Not a bad view to take in for more than a millennium.
Not a bad view to take in for more than a millennium. Courtesy Gianluca Piovesan

High in the mountains of Pollino National Park, south of Naples, Italy, a team of scientists was looking for old trees. This park, the largest in the country, has a few small villages within its borders, but the landscape can be harsh and, even in a densely populated part of the world, has been mostly undeveloped. The team was conducting a three-year survey, hoping to better understand aging and senescence in forests, as well as the changes in the landscape over time.

On one rocky cliff, they found a tree that looked even older than the rest. How old was hard to tell—inside, the scientists found that its core had begun to disintegrate. But by using radiocarbon dating and examining the rings of the tree’s roots, they were able to come up with a year when the tree’s first ring would have formed: 789.

That makes this tree, a Heldreich’s pine now named Italus, approximately 1,230 years old. It’s now the oldest scientifically dated tree in Europe.

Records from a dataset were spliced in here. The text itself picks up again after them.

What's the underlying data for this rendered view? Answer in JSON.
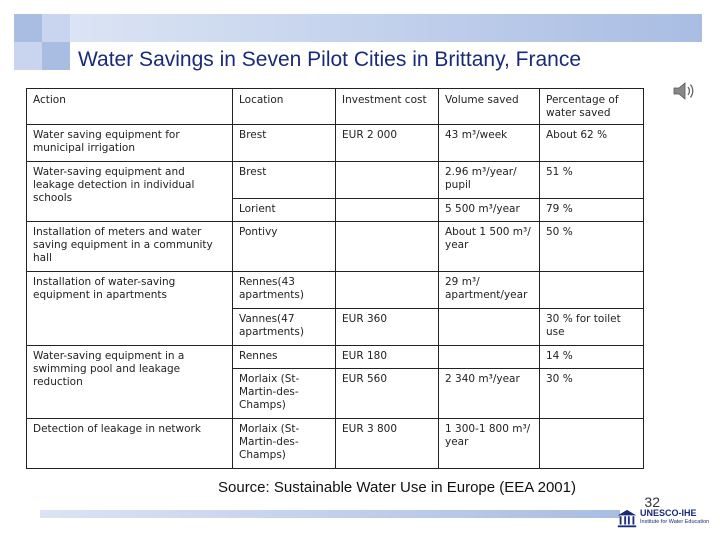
{
  "slide": {
    "title": "Water Savings in Seven Pilot Cities in Brittany, France",
    "source": "Source: Sustainable Water Use in Europe (EEA 2001)",
    "page_number": "32",
    "logo_text": "UNESCO-IHE",
    "logo_subtext": "Institute for Water Education"
  },
  "table": {
    "headers": {
      "action": "Action",
      "location": "Location",
      "investment": "Investment cost",
      "volume": "Volume saved",
      "percentage": "Percentage of water saved"
    },
    "rows": [
      {
        "action": "Water saving equipment for municipal irrigation",
        "location": "Brest",
        "investment": "EUR 2 000",
        "volume": "43 m³/week",
        "percentage": "About 62 %"
      },
      {
        "action": "Water-saving equipment and leakage detection in individual schools",
        "location": "Brest",
        "investment": "",
        "volume": "2.96 m³/year/ pupil",
        "percentage": "51 %"
      },
      {
        "location": "Lorient",
        "investment": "",
        "volume": "5 500 m³/year",
        "percentage": "79 %"
      },
      {
        "action": "Installation of meters and water saving equipment in a community hall",
        "location": "Pontivy",
        "investment": "",
        "volume": "About 1 500 m³/ year",
        "percentage": "50 %"
      },
      {
        "action": "Installation of water-saving equipment in apartments",
        "location": "Rennes(43 apartments)",
        "investment": "",
        "volume": "29 m³/ apartment/year",
        "percentage": ""
      },
      {
        "location": "Vannes(47 apartments)",
        "investment": "EUR 360",
        "volume": "",
        "percentage": "30 % for toilet use"
      },
      {
        "action": "Water-saving equipment in a swimming pool and leakage reduction",
        "location": "Rennes",
        "investment": "EUR 180",
        "volume": "",
        "percentage": "14 %"
      },
      {
        "location": "Morlaix (St-Martin-des-Champs)",
        "investment": "EUR 560",
        "volume": "2 340 m³/year",
        "percentage": "30 %"
      },
      {
        "action": "Detection of leakage in network",
        "location": "Morlaix (St-Martin-des-Champs)",
        "investment": "EUR 3 800",
        "volume": "1 300-1 800 m³/ year",
        "percentage": ""
      }
    ]
  },
  "colors": {
    "title": "#1a2a7a",
    "accent": "#a9bde3",
    "accent_light": "#dbe4f4"
  },
  "icons": {
    "speaker": "speaker-icon",
    "logo": "unesco-temple-icon"
  }
}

Italus has been growing here for 1,230 years.
Italus has been growing here for 1,230 years. Courtesy Gianluca Piovesan

There are other trees in Europe that are believed to be older, but they have not been scientifically dated. In Sweden, a tree named Old Tjikko is famous for being more than 9,500 years old, but it’s part of a clonal organism; the current trunk of Old Tjikko is much younger, having been around for only a few hundred years.*

Trees can live for millennia, often in places humans are reluctant to live. That’s part of what keeps them safe. Many of the trees in the park are hundreds of years old; not far from Italus, the team found other millennium-old trees, too.

Much of Italus’ crown is dead, but parts of the tree are still growing and could live for many years to come. “It lives in a harsh high mountain environment with many types of natural disturbances,” says Gianluca Piovesan, of Tuscia University, the lead author of the Ecology paper describing the tree’s discovery. “We don’t know how many years Italus will survive but a comparison with millennium-old trees of the genus Pinus living in North American indicates that the tree can live for many years.”

*Update: This paragraph was added to clarify why Italus qualifies as the oldest in Europe.